Farrar's striped SIMD Smith/Waterman

Michael Farrar's striped SIMD Smith/Waterman source code [swsse2; Bioinformatics, 2007], is now available under an open source license for the first time. You can download it [here].

In 2007, Michael Farrar introduced a beautiful method for speeding up sequence alignment algorithms. Farrar's "striped" algorithm rearranges dynamic programming matrix indices in a counterintuitive way that meshes neatly with the parallel vector instructions on modern CPU hardware (so-called SIMD vector instructions). Farrar did this for fun, writing in his free time while working as an embedded systems engineer at a telecommunications company.

He only made the source code accompanying his 2007 Bioinformatics paper available under a restrictive no-commercial-use license that is incompatible with open source licenses. He also filed for a patent on the technology. When I developed methods for accelerating profile HMM algorithms in my open source HMMER3 code, I used his striping idea in my implementation, and I obtained a license from him for using the technology in case the patent issued. (It didn't.) I recruited him to my laboratory at HHMI Janelia Farm in 2008. While at Janelia, he contributed his striped Smith/Waterman code to Bill Pearson's FASTA package.

Farrar died in December 2010, tragically and unexpectedly. He is survived by his wife Annelee and their three children.
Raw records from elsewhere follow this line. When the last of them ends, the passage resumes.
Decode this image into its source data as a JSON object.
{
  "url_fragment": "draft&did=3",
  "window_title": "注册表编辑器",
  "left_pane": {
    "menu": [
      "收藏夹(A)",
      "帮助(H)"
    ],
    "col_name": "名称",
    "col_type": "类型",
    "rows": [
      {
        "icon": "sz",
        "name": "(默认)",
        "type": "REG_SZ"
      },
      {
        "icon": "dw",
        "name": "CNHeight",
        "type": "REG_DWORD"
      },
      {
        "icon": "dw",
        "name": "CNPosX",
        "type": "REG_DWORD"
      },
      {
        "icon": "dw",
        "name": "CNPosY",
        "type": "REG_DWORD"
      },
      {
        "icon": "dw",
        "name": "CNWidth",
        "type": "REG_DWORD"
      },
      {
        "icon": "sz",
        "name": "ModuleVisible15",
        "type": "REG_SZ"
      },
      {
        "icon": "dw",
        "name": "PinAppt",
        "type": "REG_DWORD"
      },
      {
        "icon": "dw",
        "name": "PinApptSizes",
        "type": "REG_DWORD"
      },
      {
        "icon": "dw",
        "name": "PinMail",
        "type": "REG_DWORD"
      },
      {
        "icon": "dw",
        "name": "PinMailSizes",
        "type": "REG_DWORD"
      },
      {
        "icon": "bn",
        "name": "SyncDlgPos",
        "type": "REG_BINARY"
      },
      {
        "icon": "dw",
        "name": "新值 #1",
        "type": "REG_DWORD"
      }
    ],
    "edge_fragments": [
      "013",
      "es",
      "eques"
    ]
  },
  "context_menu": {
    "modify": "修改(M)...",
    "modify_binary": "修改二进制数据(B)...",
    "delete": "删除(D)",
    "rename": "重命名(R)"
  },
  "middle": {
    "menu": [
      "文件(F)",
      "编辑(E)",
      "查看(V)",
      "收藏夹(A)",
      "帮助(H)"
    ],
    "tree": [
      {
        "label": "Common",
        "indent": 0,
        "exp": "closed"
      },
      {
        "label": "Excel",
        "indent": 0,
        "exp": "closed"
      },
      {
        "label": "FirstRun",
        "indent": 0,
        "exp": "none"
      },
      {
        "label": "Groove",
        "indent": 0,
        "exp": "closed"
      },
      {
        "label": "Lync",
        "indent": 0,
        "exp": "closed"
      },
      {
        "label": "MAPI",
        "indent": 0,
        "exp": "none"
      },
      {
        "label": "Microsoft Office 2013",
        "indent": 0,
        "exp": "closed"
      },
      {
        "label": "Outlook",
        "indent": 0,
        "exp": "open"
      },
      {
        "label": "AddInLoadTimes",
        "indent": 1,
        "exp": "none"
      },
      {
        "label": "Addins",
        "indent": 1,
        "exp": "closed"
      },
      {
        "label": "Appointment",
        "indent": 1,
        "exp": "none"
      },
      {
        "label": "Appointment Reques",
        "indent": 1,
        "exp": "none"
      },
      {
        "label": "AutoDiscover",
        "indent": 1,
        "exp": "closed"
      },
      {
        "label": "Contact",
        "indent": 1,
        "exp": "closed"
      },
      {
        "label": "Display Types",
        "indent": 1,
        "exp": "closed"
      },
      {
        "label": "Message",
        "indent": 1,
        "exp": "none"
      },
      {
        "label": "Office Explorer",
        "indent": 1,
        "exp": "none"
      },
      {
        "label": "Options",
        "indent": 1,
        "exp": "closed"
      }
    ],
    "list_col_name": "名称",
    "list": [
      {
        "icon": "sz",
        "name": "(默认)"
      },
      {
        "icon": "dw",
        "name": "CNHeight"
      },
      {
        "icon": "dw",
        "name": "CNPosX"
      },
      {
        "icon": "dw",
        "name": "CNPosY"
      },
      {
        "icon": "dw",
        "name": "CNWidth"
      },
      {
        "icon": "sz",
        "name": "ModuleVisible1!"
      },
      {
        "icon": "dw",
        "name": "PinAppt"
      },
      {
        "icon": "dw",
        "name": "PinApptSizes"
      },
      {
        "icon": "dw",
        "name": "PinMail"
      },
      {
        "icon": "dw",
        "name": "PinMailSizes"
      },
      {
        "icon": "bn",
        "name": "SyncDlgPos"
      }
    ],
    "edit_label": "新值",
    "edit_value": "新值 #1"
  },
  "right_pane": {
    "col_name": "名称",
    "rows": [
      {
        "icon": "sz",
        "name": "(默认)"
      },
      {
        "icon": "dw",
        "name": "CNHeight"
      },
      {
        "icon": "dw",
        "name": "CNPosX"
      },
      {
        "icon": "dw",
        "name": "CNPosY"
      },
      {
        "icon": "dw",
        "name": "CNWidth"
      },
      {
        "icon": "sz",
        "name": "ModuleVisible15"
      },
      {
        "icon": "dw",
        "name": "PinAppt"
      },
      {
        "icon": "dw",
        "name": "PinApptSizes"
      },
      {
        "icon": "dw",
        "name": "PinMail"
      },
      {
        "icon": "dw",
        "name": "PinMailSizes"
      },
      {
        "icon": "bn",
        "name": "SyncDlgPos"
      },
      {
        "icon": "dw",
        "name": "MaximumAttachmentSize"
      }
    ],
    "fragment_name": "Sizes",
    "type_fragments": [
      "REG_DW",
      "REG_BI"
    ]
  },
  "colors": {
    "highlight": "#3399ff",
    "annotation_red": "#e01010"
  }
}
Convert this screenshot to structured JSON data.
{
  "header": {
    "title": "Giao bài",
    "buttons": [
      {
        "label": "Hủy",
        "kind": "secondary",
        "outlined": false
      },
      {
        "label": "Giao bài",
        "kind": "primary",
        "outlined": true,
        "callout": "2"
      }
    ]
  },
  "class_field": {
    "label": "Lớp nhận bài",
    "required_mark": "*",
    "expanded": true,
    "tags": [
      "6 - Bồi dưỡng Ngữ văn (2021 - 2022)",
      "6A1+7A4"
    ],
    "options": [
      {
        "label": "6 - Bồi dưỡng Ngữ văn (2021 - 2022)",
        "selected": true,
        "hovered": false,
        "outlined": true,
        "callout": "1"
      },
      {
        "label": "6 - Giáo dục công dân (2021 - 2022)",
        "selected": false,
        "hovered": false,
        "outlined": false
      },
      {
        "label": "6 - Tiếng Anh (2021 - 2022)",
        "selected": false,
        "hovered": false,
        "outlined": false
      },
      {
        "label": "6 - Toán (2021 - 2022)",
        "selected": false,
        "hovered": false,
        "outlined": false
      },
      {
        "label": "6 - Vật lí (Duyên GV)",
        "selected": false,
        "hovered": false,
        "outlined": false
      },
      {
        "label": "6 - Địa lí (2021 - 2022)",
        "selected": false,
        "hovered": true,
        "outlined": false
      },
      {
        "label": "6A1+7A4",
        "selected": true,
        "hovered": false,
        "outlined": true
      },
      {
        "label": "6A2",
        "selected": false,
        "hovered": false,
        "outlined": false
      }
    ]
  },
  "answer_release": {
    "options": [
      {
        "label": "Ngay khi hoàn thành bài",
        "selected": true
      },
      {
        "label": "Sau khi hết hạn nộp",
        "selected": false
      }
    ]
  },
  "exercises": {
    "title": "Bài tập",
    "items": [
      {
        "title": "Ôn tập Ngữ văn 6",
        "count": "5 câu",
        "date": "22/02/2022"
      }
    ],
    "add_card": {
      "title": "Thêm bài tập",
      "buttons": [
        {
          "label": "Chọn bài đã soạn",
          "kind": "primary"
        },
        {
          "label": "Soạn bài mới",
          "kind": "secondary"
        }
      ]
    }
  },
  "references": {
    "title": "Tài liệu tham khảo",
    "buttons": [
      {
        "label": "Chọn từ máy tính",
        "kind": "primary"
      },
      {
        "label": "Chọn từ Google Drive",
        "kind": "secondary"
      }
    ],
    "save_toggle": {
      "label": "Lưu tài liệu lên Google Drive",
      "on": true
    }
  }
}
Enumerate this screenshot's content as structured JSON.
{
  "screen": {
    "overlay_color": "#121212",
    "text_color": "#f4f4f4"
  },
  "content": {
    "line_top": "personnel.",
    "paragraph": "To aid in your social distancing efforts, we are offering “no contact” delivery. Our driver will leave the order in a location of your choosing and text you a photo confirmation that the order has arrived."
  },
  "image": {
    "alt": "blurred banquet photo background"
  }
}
The reputation and use of his code and his technique has grown and spread. In some cases, people have copied his source code and incorporated it into open source bioinformatics codes. To my knowledge, with the exception of FASTA, none of these derivatives are properly licensed, because of the license conflict. Of course, it wasn't possible to negotiate new agreements with him. In two cases that I know of, his code was copied in published works with his name, copyright, and license information removed, perhaps to obscure the fact that these authors knew there's a licensing problem. In my view, plagiarizing his work is even worse than violating his license.

I think a good long-term solution to the problem is to release his source code under an open source license. Over the past few weeks I've discussed this with his wife Annelee, his heir. She agrees with me that he would have wanted his code to be used, and that the important thing is for him to be credited for his work. Annelee has agreed to let me release his source code under a BSD open source license, and I've done this. You can download an open source code tarball from [here].